En ella nos adentramos en la vida de la señora Palfrey, allá por los años 60, que acaba de quedarse viuda y decide dejar su casa en el campo e instalarse en el Claremont, un sobrio y económico hotel de Londres que tiene como huéspedes fijos a un variopinto grupo de jubilados llenos de manías, pequeñas envidias y dedicación casi exclusiva al cotilleo. Todos ellos saben que cualquier trastorno de la salud es ir de cabeza a los cuidados paliativos; y que recibir visitas es un signo de no estar abandonados del todo.

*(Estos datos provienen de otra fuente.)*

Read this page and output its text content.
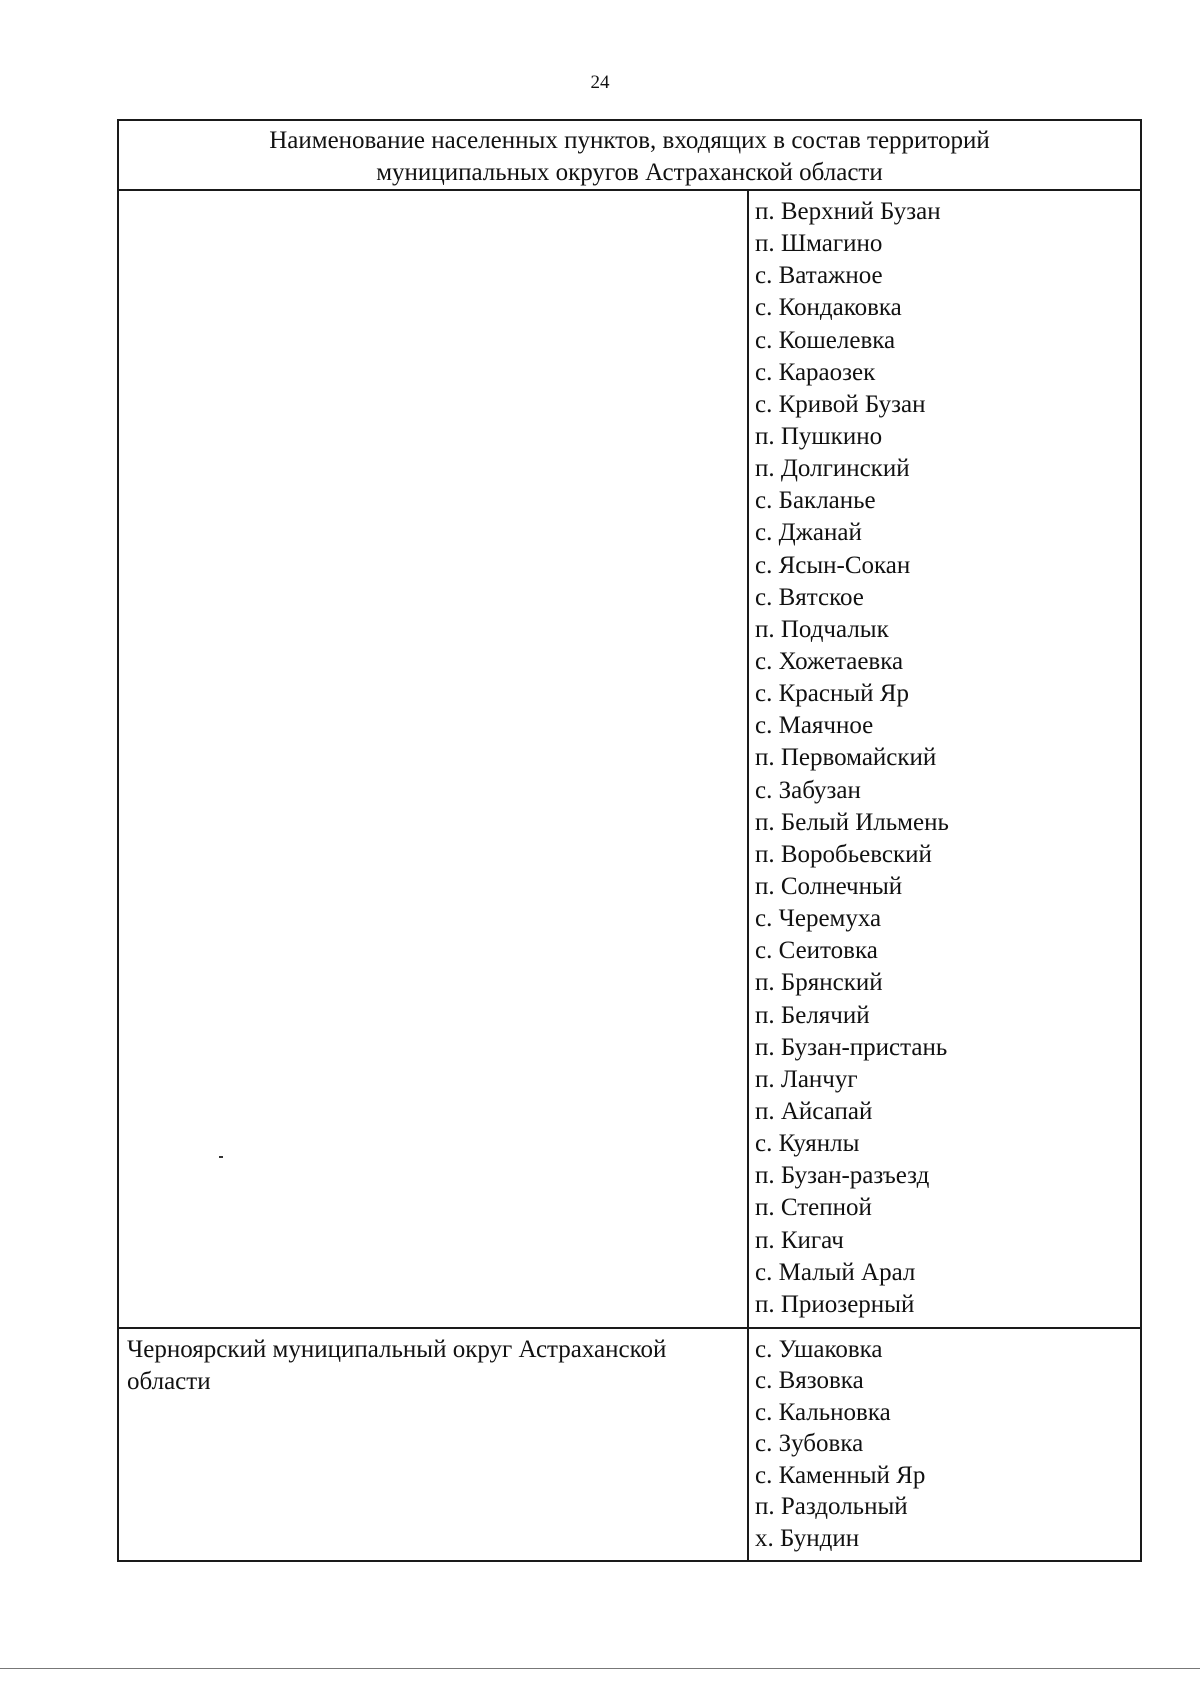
24
Наименование населенных пунктов, входящих в состав территорий
муниципальных округов Астраханской области
п. Верхний Бузан
п. Шмагино
с. Ватажное
с. Кондаковка
с. Кошелевка
с. Караозек
с. Кривой Бузан
п. Пушкино
п. Долгинский
с. Бакланье
с. Джанай
с. Ясын-Сокан
с. Вятское
п. Подчалык
с. Хожетаевка
с. Красный Яр
с. Маячное
п. Первомайский
с. Забузан
п. Белый Ильмень
п. Воробьевский
п. Солнечный
с. Черемуха
с. Сеитовка
п. Брянский
п. Белячий
п. Бузан-пристань
п. Ланчуг
п. Айсапай
с. Куянлы
п. Бузан-разъезд
п. Степной
п. Кигач
с. Малый Арал
п. Приозерный
Черноярский муниципальный округ Астраханской области
с. Ушаковка
с. Вязовка
с. Кальновка
с. Зубовка
с. Каменный Яр
п. Раздольный
х. Бундин
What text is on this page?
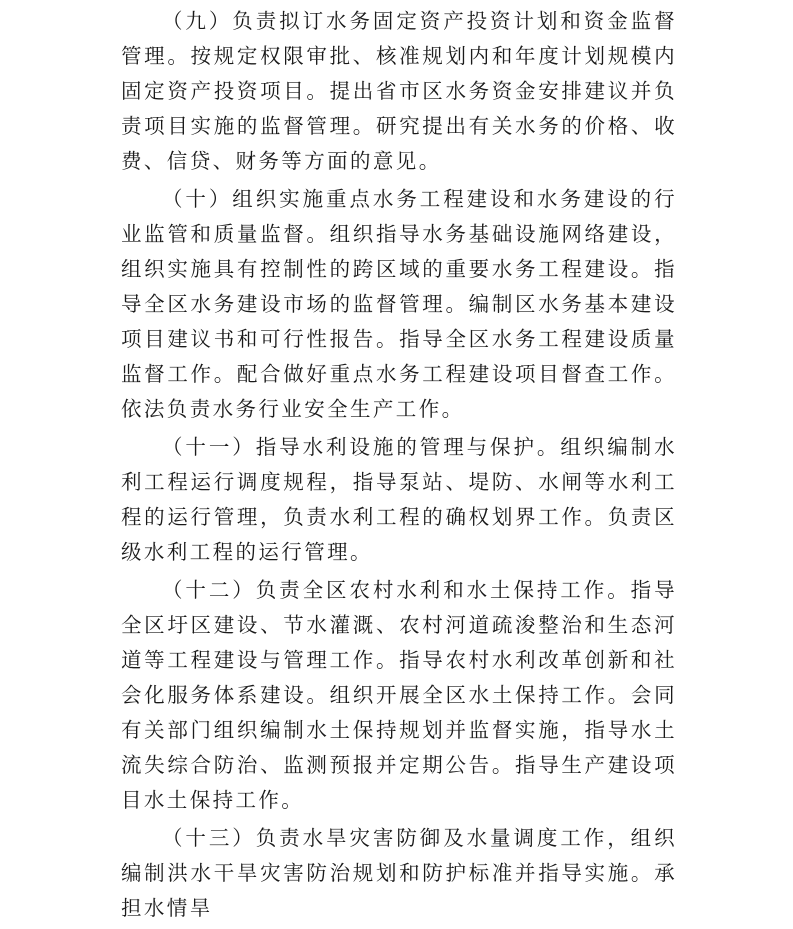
（九）负责拟订水务固定资产投资计划和资金监督管理。按规定权限审批、核准规划内和年度计划规模内固定资产投资项目。提出省市区水务资金安排建议并负责项目实施的监督管理。研究提出有关水务的价格、收费、信贷、财务等方面的意见。

（十）组织实施重点水务工程建设和水务建设的行业监管和质量监督。组织指导水务基础设施网络建设，组织实施具有控制性的跨区域的重要水务工程建设。指导全区水务建设市场的监督管理。编制区水务基本建设项目建议书和可行性报告。指导全区水务工程建设质量监督工作。配合做好重点水务工程建设项目督查工作。依法负责水务行业安全生产工作。

（十一）指导水利设施的管理与保护。组织编制水利工程运行调度规程，指导泵站、堤防、水闸等水利工程的运行管理，负责水利工程的确权划界工作。负责区级水利工程的运行管理。

（十二）负责全区农村水利和水土保持工作。指导全区圩区建设、节水灌溉、农村河道疏浚整治和生态河道等工程建设与管理工作。指导农村水利改革创新和社会化服务体系建设。组织开展全区水土保持工作。会同有关部门组织编制水土保持规划并监督实施，指导水土流失综合防治、监测预报并定期公告。指导生产建设项目水土保持工作。

（十三）负责水旱灾害防御及水量调度工作，组织编制洪水干旱灾害防治规划和防护标准并指导实施。承担水情旱
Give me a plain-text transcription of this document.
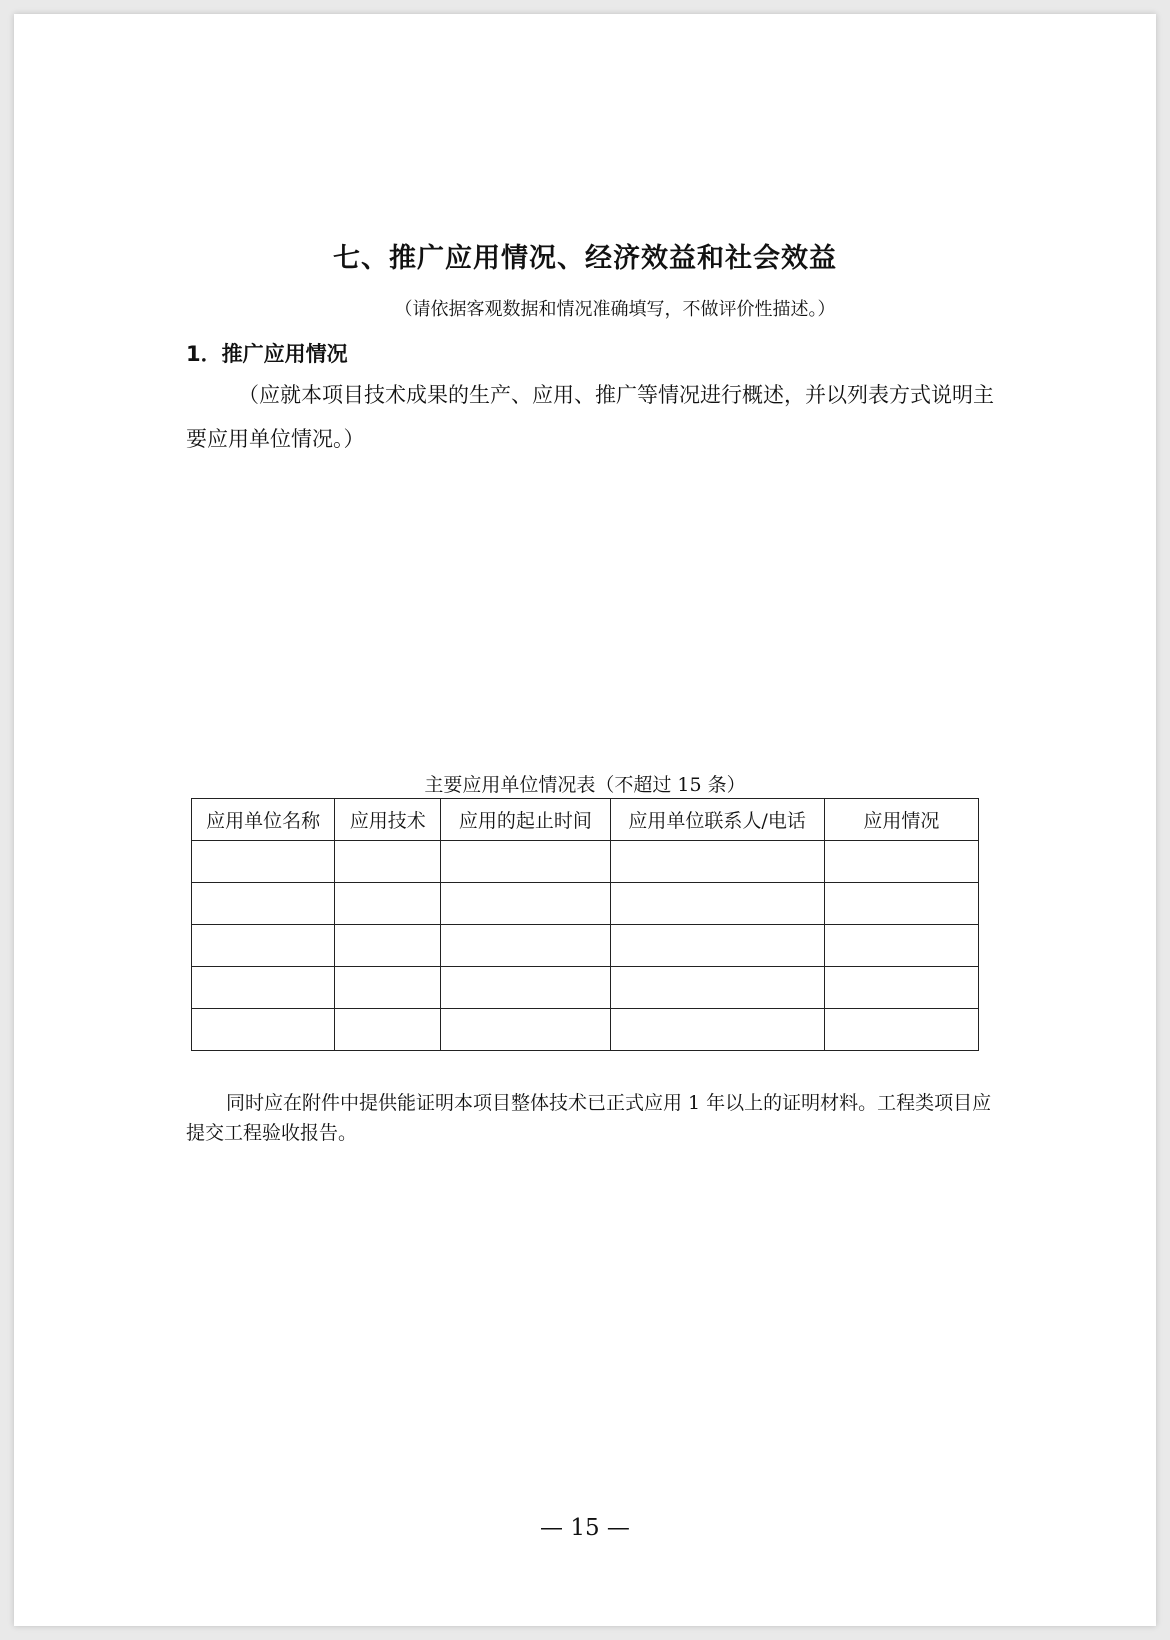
七、推广应用情况、经济效益和社会效益
（请依据客观数据和情况准确填写，不做评价性描述。）
1．推广应用情况
（应就本项目技术成果的生产、应用、推广等情况进行概述，并以列表方式说明主要应用单位情况。）
主要应用单位情况表（不超过 15 条）
应用单位名称	应用技术	应用的起止时间	应用单位联系人/电话	应用情况

同时应在附件中提供能证明本项目整体技术已正式应用 1 年以上的证明材料。工程类项目应提交工程验收报告。
— 15 —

Por ello, como el nieto londinense de Laura Palfrey no aparece nunca a verla, el resto de residentes le dedican un callado desprecio. Cuando Laura cree que en su vida ya no habrá mucho espacio para las sorpresas, conocerá, gracias a una pequeña caída, a un joven escritor que acepta hacerse pasar por su nieto. Será una improbable y especial amistad que cambiará la vida de la anciana.
Esta encantadora historia sobre las excentricidades y sinsabores de la tercera edad es una inteligente indagación sobre la soledad y la amistad. Sus divertidos personajes, la precisión de las observaciones sobre la vida cotidiana y un fino sentido del humor, de la ironía y de la compasión hacen de este libro una narración inolvidable.
El crítico Ignacio Echevarría nos dice de ella: "Una novela sobre la vejez, quizá la más hermosa y delicada de cuantas recuerdo…". Y la escritora Elizabeth Jane Howard exclamó: "¡Cómo envidio a cualquier lector que la descubra por primera vez!". Y eso es todo.